Mahfud MD: FPI Sudah Bubar Sejak 21 Juni 2019, Tapi Masih Suka Beraktivitas

| 30 Dec 2020 13:35
Mahfud MD: FPI Sudah Bubar Sejak 21 Juni 2019, Tapi Masih Suka Beraktivitas
Menko Polhukam dalam konferensi pers di Kemenko Polhukam, Jalan Medan Merdeka Barat, Rabu (30/12/2020). (Foto: Istimewa)

ERA.id - ERA.id - Menteri Koordinator bidang Politik, Hukum, dan Keamanan (Menko Polhukam) Mahfud MD menyebut secara de jure Front Pembela Islam (FPI) telah bubar sebagai organisasi masyarakat sejak tanggal 21 Juni 2019. 

Namun, menurut Mahfud, secara organisasi FPI tetap kerap melakukan aktivitas yang melanggar hukum dan ketertiban seperti sweeping dan provokasi

"Bahwa FPI sejak tgl 21 juni 2019 secara de jure telah bubar sebagai ormas, tetapi sebagai organisasi FPI tetap melakukan aktivitas yang melanggar ketertiban dan bertentangan dengan hukum seperti tindak kekerasan, sweeping secara sepihak, provokasi dan sebagainya," ujar Mahfud MD dalam konferensi pers yang disiarkan secara daring, Rabu (30/12/2020).

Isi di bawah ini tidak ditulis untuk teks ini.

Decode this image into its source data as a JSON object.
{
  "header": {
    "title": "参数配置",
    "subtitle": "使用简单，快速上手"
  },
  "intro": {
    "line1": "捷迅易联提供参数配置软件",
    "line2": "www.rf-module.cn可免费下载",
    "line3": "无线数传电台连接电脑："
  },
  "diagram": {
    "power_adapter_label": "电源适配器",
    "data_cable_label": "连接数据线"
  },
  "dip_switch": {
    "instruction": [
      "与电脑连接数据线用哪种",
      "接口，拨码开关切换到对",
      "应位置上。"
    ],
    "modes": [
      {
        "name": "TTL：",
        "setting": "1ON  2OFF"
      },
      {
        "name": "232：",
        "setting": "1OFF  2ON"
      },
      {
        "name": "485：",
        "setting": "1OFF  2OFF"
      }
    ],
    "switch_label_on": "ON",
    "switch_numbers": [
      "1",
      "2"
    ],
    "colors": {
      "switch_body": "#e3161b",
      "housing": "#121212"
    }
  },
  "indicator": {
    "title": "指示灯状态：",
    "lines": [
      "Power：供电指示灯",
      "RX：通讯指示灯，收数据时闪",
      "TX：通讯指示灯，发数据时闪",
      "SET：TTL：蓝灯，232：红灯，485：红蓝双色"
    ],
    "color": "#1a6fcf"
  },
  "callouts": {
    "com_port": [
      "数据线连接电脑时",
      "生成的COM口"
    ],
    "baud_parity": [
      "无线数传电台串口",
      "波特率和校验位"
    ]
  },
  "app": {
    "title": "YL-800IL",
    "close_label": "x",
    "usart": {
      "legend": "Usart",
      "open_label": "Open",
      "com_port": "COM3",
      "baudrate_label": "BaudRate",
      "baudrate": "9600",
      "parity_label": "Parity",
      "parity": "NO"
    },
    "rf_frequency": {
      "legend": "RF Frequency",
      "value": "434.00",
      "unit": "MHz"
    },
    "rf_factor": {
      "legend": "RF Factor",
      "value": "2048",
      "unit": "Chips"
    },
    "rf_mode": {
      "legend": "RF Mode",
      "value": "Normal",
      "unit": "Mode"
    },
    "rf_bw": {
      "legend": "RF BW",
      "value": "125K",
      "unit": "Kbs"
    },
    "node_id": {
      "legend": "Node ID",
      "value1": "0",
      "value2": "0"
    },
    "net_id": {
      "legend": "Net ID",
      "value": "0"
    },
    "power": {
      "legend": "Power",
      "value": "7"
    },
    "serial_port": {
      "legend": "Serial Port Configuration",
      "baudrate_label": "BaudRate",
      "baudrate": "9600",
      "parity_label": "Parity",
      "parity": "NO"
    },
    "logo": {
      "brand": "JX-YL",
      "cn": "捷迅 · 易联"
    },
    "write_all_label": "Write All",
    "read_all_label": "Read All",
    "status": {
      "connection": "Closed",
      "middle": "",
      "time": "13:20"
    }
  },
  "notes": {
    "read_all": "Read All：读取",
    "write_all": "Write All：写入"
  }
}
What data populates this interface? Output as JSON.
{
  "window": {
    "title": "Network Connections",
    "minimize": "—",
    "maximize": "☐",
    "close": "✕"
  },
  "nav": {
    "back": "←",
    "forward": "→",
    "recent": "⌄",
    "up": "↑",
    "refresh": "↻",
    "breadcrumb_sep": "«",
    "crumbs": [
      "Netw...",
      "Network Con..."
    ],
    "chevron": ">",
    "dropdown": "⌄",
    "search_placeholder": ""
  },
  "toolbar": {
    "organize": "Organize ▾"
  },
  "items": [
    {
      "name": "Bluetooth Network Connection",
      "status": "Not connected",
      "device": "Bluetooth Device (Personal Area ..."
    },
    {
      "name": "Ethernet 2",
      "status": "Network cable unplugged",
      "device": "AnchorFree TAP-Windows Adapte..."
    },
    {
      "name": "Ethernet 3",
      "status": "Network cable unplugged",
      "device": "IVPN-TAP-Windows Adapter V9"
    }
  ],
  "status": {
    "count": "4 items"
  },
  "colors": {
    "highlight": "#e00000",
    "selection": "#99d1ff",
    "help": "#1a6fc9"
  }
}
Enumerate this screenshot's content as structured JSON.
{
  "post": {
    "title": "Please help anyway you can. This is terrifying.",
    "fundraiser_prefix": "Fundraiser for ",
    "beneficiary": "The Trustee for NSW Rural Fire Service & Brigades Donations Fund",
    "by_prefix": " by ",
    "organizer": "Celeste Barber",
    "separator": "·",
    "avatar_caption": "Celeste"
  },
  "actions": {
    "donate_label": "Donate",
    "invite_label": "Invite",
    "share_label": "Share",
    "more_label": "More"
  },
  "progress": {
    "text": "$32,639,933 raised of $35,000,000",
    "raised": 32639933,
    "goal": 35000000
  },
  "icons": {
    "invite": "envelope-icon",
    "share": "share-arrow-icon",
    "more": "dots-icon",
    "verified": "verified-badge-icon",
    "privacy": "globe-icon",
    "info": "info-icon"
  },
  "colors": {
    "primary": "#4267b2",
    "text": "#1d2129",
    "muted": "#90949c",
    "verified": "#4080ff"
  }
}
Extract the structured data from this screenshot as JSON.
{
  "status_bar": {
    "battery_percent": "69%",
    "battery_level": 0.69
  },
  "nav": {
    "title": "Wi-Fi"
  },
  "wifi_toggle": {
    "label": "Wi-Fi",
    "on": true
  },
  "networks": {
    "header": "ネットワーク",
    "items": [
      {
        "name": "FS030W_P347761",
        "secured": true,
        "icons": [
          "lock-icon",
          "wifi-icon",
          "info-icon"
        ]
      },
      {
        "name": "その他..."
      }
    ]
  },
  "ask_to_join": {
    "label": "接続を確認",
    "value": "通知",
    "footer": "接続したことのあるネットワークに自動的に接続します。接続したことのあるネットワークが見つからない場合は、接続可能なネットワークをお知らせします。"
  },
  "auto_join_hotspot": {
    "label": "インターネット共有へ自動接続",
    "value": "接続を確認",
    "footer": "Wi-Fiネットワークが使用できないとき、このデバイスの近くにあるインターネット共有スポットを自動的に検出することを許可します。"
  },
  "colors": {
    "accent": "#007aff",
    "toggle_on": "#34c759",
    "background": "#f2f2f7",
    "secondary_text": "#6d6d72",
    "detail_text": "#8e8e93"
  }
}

Selain itu, berdasarkan peraturan perundang-undangan dan putusan Mahkamah Konstitusi (MK) per tanggal 23 Desember 2014, Mahfud mengatakan pemerintah melarang aktivitas dan akan menghentikan setiap kegiatan yang dilakukan FPI. Sebab kelompok pimpinan Rizieq Shihab tersebut dinilai tidak lagi memiliki legal standing baik sebagai organisasi masyarakat maupun organisasi biasa.

Dengan demikian, kata Mahfud, aparat pemerintah pusat dan daerah harus menolak apapun aktivitas yang mengatasnamakan FPI. Larangan tersebut berlaku mulai hari ini, Rabu (30/12/2020).

"Jadi dengan adanya larangan ini tidak punya legal standing. Kepada aparat-aparat pemerintah pusat dan daerah kalau ada sebuah organisasi mengatasnamakan FPI itu dianggap tidak ada dan harus ditolak karena legal standing-nya tidak ada terhitung hari ini," tegas Mahfud.

Mahfud mengatakan keputusan keputusan pemerintah larang FPI ini diteken oleh enam menteri yaitu Menteri Dalam Negeri, Menteri Komunikasi dan Informatika, Kepala Badan Nasional Penanggulangan Terorisme, Menteri Hukum dan HAM, Kepala Polri, dan Jaksa Agung.